Quant aux internes qui effectuent leur spécialisation, il faut savoir que près de la moitié des places en médecine du travail offertes à l'issue du concours ne sont pas pourvues, le déficit étant encore plus important dans le nord que dans le sud. Il faut dire que la médecine du travail est une discipline mal connue et assez mal cotée. Dans la mesure où la médecine préventive est assez peu abordée lors des premiers cycles, les futurs internes ne se précipitent pas sur les spécialités en santé publique.

En revanche, ceux qui choisissent cette spécialité sont motivés et s'investissent de manière efficace sur le terrain.

Les besoins démographiques restent néanmoins supérieurs à l'offre, en renfort de laquelle on peut cependant compter sur l'apport de filières complémentaires – je pense notamment aux médecins décidant une réorientation professionnelle. Mais le manque de médecins du travail reste criant.

Le problème se retrouve au niveau de formateurs, dont le nombre est également en chute libre.
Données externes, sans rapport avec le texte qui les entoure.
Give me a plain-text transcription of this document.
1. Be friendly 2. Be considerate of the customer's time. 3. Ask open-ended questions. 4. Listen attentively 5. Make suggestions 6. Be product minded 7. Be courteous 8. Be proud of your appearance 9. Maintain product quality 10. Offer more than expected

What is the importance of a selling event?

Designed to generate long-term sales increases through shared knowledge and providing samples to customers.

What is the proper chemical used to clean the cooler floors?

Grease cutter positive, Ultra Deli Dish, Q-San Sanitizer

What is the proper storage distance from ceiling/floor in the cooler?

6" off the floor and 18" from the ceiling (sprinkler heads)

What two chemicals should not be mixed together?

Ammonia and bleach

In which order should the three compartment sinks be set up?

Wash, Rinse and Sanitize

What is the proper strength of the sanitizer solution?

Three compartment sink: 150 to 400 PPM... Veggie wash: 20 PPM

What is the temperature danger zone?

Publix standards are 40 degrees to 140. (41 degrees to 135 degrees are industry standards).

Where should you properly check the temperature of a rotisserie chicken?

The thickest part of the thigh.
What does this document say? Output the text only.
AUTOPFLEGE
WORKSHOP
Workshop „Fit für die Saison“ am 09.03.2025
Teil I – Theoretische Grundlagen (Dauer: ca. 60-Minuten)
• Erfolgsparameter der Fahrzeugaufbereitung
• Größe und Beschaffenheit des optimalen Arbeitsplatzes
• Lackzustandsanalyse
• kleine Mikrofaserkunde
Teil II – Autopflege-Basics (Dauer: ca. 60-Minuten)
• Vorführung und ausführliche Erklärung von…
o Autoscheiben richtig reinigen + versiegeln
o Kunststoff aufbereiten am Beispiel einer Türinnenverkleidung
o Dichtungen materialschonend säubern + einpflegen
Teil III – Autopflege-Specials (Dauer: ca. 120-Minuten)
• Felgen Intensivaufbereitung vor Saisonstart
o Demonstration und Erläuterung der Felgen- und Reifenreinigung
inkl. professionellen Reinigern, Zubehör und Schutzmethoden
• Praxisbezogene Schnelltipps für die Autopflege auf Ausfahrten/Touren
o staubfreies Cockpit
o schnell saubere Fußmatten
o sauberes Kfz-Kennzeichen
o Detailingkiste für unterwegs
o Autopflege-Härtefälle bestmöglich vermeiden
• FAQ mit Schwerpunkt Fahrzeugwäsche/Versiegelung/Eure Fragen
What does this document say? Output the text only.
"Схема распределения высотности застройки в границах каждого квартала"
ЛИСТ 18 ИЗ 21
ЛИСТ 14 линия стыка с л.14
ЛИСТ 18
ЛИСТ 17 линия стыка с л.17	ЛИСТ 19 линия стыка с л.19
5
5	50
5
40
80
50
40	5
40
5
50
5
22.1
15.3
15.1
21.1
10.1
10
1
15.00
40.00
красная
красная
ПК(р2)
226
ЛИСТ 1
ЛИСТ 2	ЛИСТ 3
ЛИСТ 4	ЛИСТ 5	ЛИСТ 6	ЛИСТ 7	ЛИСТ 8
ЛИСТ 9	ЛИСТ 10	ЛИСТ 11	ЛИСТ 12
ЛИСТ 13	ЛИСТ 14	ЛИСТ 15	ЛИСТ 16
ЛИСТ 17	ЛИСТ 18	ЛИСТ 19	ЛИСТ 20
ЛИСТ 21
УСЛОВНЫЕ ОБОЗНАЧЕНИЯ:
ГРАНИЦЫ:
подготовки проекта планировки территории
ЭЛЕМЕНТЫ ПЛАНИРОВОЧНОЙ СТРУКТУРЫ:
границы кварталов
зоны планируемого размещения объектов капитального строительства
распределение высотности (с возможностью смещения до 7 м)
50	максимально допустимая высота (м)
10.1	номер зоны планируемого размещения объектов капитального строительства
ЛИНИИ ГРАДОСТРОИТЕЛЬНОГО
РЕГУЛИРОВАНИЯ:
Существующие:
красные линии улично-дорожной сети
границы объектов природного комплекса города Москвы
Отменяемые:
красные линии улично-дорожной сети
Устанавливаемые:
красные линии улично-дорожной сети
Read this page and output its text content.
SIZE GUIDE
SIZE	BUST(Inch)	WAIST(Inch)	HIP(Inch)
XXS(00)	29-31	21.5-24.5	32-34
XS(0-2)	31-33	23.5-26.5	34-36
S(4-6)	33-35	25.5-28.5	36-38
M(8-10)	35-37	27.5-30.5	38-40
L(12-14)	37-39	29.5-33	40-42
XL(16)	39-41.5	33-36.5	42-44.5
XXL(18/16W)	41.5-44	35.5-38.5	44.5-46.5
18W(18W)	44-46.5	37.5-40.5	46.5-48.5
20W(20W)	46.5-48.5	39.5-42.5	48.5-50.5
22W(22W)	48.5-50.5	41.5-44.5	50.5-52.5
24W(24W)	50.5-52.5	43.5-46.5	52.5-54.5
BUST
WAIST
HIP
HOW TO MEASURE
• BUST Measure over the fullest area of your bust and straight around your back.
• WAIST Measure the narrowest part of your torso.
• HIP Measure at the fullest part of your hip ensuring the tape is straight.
Cela s'explique par le fait que, dans les différentes UFR de médecine comme dans les CHU, priorité est le plus souvent donnée aux disciplines de soins plutôt qu'aux disciplines comme les nôtres, dont l'accroche avec le CHU est assez faible et dont la rentabilité, au sens de la tarification à l'activité (T2A), est très inférieure à celle des disciplines classiques – et je ne parle pas ici de rentabilité globale, car nous apportons, malgré tout, des financements, du fait de nos missions d'intérêt général.

De plus, face à un cursus honorum difficile et aléatoire, la perspective d'une situation stable dans l'industrie ou dans un service interentreprises est beaucoup plus attrayante pour les jeunes, ce qui accroît le déficit de candidats à des postes hospitalo-universitaires.

J'en finirai par quelques mots sur la place de la médecine du travail dans la santé publique. Elle est un peu à part des autres domaines, dans la mesure où elle est pilotée par le ministère du travail et les partenaires sociaux, qui n'appréhendent pas la santé au travail au travers du prisme sanitaire mais par le biais de la réparation, voire de la démographie, du fait du manque de médecins du travail. Or je ne suis pas le seul à penser qu'il serait opportun de revoir ce pilotage, pour y intégrer les acteurs de la santé.

À cette question du pilotage est liée celle de la visibilité de notre discipline, sur laquelle je nourris quelques inquiétudes, a fortiori depuis qu'il a été annoncé que la direction Santé au travail de Santé publique France devait être démantelée.